Bien qu’inégaux au niveau de la qualité, les trois jeux méritent qu’on y joue, ne serait-ce que pour assouvir notre désir de tout comprendre du monde que l’on explore. L’univers brille par les nombreux ouvrages que l’on peut consulter qui renseignent sur la géopolitique ou l’histoire ancienne, par la narration indirecte des lieux ou des objets et par les mille petits détails qui attirent l’œil du joueur. En arpentant le monde ouvert, on est pris d’une fiévreuse envie de tout explorer, les villes, les ruines, les forêts pour y découvrir tout ce qui peut être exploré, ramassé. Il est également jouissif de découvrir que chaque action que l’on fait a des répercussions sur le monde; allons-nous laisser tel personnage vivre ou mourir, en sachant que l’on peut le rencontrer plus tard? Quelle décision prendre quand on sait qu’elle peut mener à la mort d’innocents ?
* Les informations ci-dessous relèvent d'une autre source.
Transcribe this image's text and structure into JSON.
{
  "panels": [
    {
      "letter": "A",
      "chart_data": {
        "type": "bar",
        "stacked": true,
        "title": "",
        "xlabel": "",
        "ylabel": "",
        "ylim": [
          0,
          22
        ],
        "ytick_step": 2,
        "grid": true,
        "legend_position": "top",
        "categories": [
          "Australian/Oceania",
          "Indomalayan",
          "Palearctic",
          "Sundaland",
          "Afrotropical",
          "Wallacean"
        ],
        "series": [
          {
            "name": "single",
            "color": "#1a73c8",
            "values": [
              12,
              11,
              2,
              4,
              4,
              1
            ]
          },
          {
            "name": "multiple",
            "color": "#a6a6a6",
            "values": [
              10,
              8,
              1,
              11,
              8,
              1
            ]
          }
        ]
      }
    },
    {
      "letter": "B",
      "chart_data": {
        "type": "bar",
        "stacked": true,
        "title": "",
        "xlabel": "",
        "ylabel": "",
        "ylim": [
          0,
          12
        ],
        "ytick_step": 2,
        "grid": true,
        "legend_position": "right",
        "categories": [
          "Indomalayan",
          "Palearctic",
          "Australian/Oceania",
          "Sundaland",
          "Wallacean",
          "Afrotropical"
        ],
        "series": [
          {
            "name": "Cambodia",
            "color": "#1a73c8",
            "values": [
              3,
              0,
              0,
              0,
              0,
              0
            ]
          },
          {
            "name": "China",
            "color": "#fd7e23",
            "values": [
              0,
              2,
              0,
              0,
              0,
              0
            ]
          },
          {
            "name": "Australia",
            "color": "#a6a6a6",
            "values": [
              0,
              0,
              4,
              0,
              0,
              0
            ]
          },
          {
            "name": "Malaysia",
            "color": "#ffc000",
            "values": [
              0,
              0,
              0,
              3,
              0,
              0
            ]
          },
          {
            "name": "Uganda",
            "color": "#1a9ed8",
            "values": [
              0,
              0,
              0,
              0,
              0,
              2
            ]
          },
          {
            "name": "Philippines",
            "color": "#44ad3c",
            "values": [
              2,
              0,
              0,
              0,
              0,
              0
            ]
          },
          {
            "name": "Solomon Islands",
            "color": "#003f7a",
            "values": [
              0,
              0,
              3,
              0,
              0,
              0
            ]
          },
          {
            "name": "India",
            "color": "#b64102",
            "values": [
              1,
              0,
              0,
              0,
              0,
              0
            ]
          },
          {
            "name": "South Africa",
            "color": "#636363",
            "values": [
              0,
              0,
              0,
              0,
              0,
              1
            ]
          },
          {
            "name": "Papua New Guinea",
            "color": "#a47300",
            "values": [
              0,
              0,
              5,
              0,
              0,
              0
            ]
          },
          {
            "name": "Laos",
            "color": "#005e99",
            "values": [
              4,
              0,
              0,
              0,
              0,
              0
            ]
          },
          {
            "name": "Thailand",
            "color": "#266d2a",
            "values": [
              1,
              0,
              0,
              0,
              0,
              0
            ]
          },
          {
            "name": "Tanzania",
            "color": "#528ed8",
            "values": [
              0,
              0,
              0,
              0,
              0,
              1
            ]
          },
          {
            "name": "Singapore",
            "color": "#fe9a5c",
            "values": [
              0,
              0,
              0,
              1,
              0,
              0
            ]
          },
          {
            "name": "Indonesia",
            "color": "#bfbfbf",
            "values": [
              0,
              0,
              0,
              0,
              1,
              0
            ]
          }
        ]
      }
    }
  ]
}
Il et intéressant de noter que CD Projekt Red a beaucoup misé sur le troisième jeu comme semblent le démontrer les trois bandes annonces qui abordent toutes un aspect bien particulier du jeu. Si Killing Monsters met l’accent sur la difficulté de faire des choix et la force de Géralt qui tient tête à trois soldats de Nilfgaard, A Night to remember se penche plus sur la violence de la tâche des sorceleurs: Géralt est blessé à la gorge et peine à vaincre la vampire: il est montré à la fois comme un monstre (la chanson, les pouvoirs, la potion…) mais aussi comme un humain vulnérable. Enfin, The World of the Witcher présente, sous forme d’animation -ce qui n’est pas sans rappeler les cinématiques de The Witcher 2-, un représentant du culte du feu qui appelle au meurtre des sorcières et des sorceleurs. Cette dernière cinématique sert de présentation aux nouveaux joueurs: elle explique l’origine de la magie, les monstres qui en découlent, le rôle des sorceleurs, la violence envers tout ce qui n’est pas humain et présente le principal ennemi du jeu, la Chasse Sauvage. La première et la troisième cinématiques font d’habiles clins d’oeil aux livres en évoquant la définition du mal par Géralt, que l’on retrouve dans le premier tome, mais aussi le nom du livre 4 : Le Temps du Mépris. On peut noter que ces éléments seront également repris par la bande annonce Netflix.